The newly launched National Center for Advancing Translational Sciences (NCATS) in Bethesda will grow by 11%, to $639 million. Much of the rise goes to the Cures Acceleration Network, an effort to spur development of badly needed medicines through bold, multimillion-dollar grants.

Losers include the National Children’s Study, a long-term study of early influences on the health of more than a hundred thousand children, which received $194 million in 2012, but has been cut by $29 million; and the Institutional Development Award programme, aimed at developing research infrastructure in rural and underserved states, which loses nearly $48 million.

The flat-lined budget has drawn bleak appraisals from NIH advocates. "We are talking about a budget that is probably close to 20% smaller than it was a decade ago, adjusted for inflation," says David Moore, senior director for government relations at the Association of American Medical Colleges in Washington DC.

The outlook is even less favourable for the Centers for Disease Control and Prevention (CDC) in Atlanta, Georgia, which has had its budget cut by 12%, to make a total of 22% in cuts since 2010.

The White House continues to support a long-term doubling of budgets for physical-science agencies, including the National Science Foundation (NSF) in Arlington, Virginia; the Department of Energy’s Office of Science in Washington DC; and the National Institute of Standards and Technology (NIST) in Gaithersburg, Maryland. The doubling, relative to 2006, is a goal of the America COMPETES Act, introduced under former President George W. Bush that year, and signed into law in 2007.
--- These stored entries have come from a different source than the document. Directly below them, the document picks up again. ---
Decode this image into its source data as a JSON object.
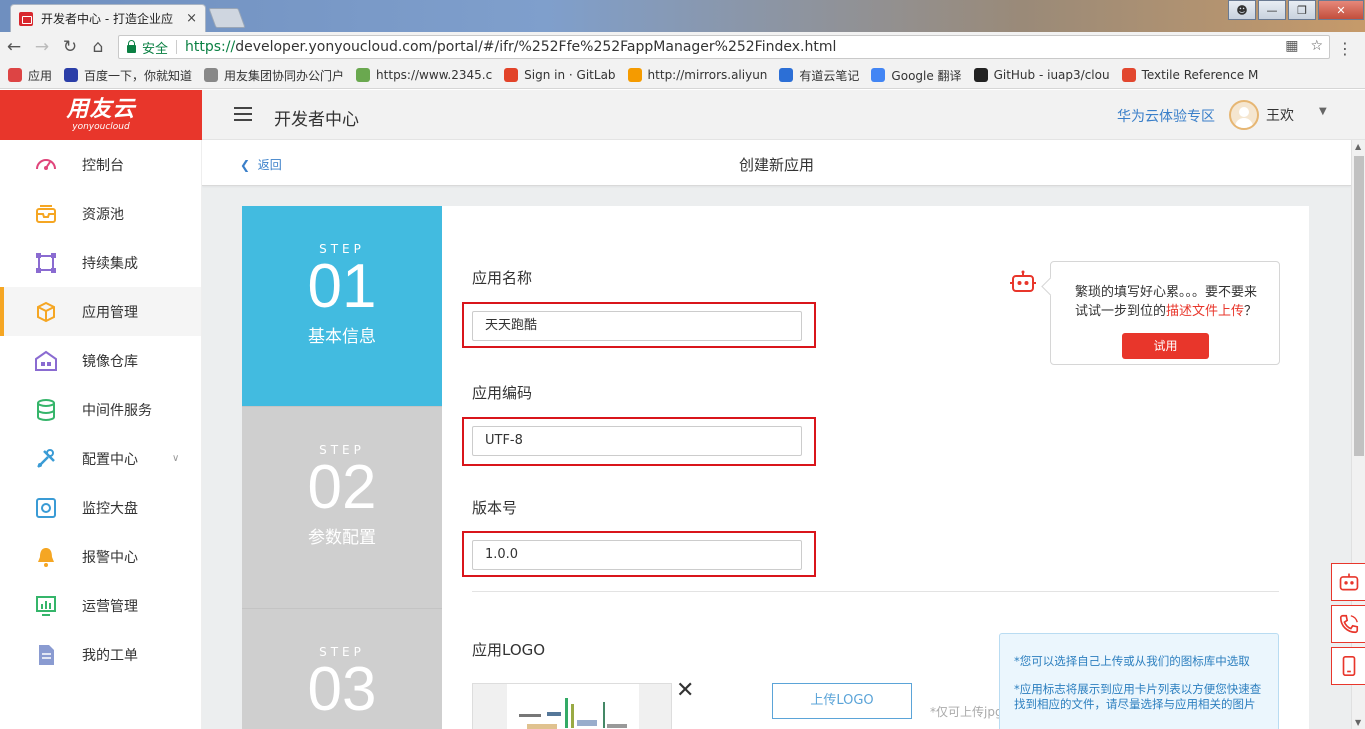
{
  "browser": {
    "tab_title": "开发者中心 - 打造企业应",
    "tab_close": "×",
    "secure_label": "安全",
    "url_scheme": "https://",
    "url_rest": "developer.yonyoucloud.com/portal/#/ifr/%252Ffe%252FappManager%252Findex.html",
    "bookmarks": [
      {
        "label": "应用",
        "color": "#d44"
      },
      {
        "label": "百度一下，你就知道",
        "color": "#2b3ea8"
      },
      {
        "label": "用友集团协同办公门户",
        "color": "#888"
      },
      {
        "label": "https://www.2345.c",
        "color": "#6aa84f"
      },
      {
        "label": "Sign in · GitLab",
        "color": "#e24329"
      },
      {
        "label": "http://mirrors.aliyun",
        "color": "#f59b00"
      },
      {
        "label": "有道云笔记",
        "color": "#2c6fd6"
      },
      {
        "label": "Google 翻译",
        "color": "#4285f4"
      },
      {
        "label": "GitHub - iuap3/clou",
        "color": "#222"
      },
      {
        "label": "Textile Reference M",
        "color": "#e2472f"
      }
    ]
  },
  "brand": {
    "cn": "用友云",
    "en": "yonyoucloud",
    "color": "#e8362b"
  },
  "header": {
    "title": "开发者中心",
    "link": "华为云体验专区",
    "username": "王欢"
  },
  "sidebar": {
    "items": [
      {
        "label": "控制台",
        "icon": "dashboard-icon",
        "color": "#e0457b"
      },
      {
        "label": "资源池",
        "icon": "resource-pool-icon",
        "color": "#f5a623"
      },
      {
        "label": "持续集成",
        "icon": "integration-icon",
        "color": "#8a6bd1"
      },
      {
        "label": "应用管理",
        "icon": "cube-icon",
        "color": "#f5a623"
      },
      {
        "label": "镜像仓库",
        "icon": "warehouse-icon",
        "color": "#8a6bd1"
      },
      {
        "label": "中间件服务",
        "icon": "database-icon",
        "color": "#35b56a"
      },
      {
        "label": "配置中心",
        "icon": "tools-icon",
        "color": "#3a9bd5"
      },
      {
        "label": "监控大盘",
        "icon": "monitor-icon",
        "color": "#3a9bd5"
      },
      {
        "label": "报警中心",
        "icon": "bell-icon",
        "color": "#f5a623"
      },
      {
        "label": "运营管理",
        "icon": "chart-icon",
        "color": "#35b56a"
      },
      {
        "label": "我的工单",
        "icon": "document-icon",
        "color": "#8a9bd1"
      }
    ]
  },
  "page": {
    "back_label": "返回",
    "title": "创建新应用"
  },
  "steps": [
    {
      "label": "STEP",
      "number": "01",
      "name": "基本信息"
    },
    {
      "label": "STEP",
      "number": "02",
      "name": "参数配置"
    },
    {
      "label": "STEP",
      "number": "03",
      "name": ""
    }
  ],
  "form": {
    "app_name_label": "应用名称",
    "app_name_value": "天天跑酷",
    "app_code_label": "应用编码",
    "app_code_value": "UTF-8",
    "version_label": "版本号",
    "version_value": "1.0.0",
    "logo_label": "应用LOGO",
    "upload_label": "上传LOGO",
    "upload_hint": "*仅可上传jpg",
    "close_preview": "✕"
  },
  "tip": {
    "line1": "繁琐的填写好心累。。。要不要来",
    "line2_prefix": "试试一步到位的",
    "line2_highlight": "描述文件上传",
    "line2_suffix": "？",
    "button": "试用"
  },
  "notes": [
    "*您可以选择自己上传或从我们的图标库中选取",
    "*应用标志将展示到应用卡片列表以方便您快速查找到相应的文件，请尽量选择与应用相关的图片"
  ]
}
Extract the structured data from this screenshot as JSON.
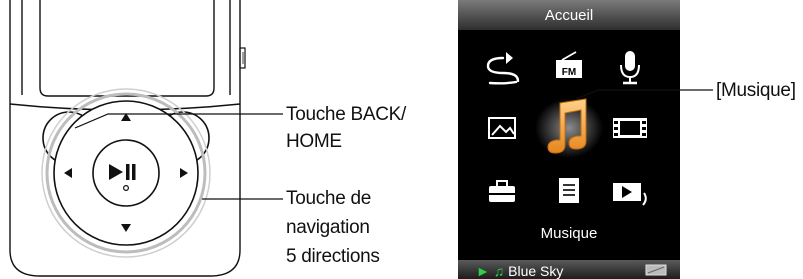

The NSF emerges as a clear winner in Obama’s request, with a 5% boost to its bottom line.

The NIST also gets a large increase, much of which is aimed at advanced manufacturing, including both a robotics programme and a materials genome initiative that aims to speed up the development of new materials.

At NASA, the talk is of tough but sustainable choices for an agency that would receive $17.7 billion in 2013, $59 million less than in 2012. Its science budget drops by 3.2%, but planetary science bears the brunt of that, with a cut of 21%.

In Obama’s plan, spending on energy efficiency and renewable energy rises by $457 million, to $2.3 billion, with the largest increases targeting advanced manufacturing, and vehicle and building technologies.

Included in the package are increases for research in solar energy, bioenergy and fossil fuels, including $155 million for carbon capture and storage systems. But there are reductions and shifts as well: the budget for wind power remains unchanged but is allocated mainly to offshore technologies. Spending on nuclear energy continues an ongoing move toward small, modular reactors.

In what could be a third straight year of declining budgets for the US Environmental Protection Agency (EPA) in Washington DC, the agency’s funding has been slashed by 1%, to $8.3 billion, almost $2 billion less than in 2010. Nonetheless, funding for initiatives that target climate change and the environment rises slightly, to $807 million, protecting core science and regulatory efforts.

With a 3% rise for its overall budget, the US Geological Survey (USGS) in Reston, Virginia, fares better than most mission-oriented science agencies. The agency’s research and development portfolio expands from $675.5 million to $726.5 million. Part of the increase includes an extra $13 million for research on the effects of hydraulic fracturing, the process used by the oil and gas industry to squeeze hydrocarbons out of non-porous rock.

So as US science spending goes down others in the world are catching up. Long term this means more science learning but not necessarily in the US.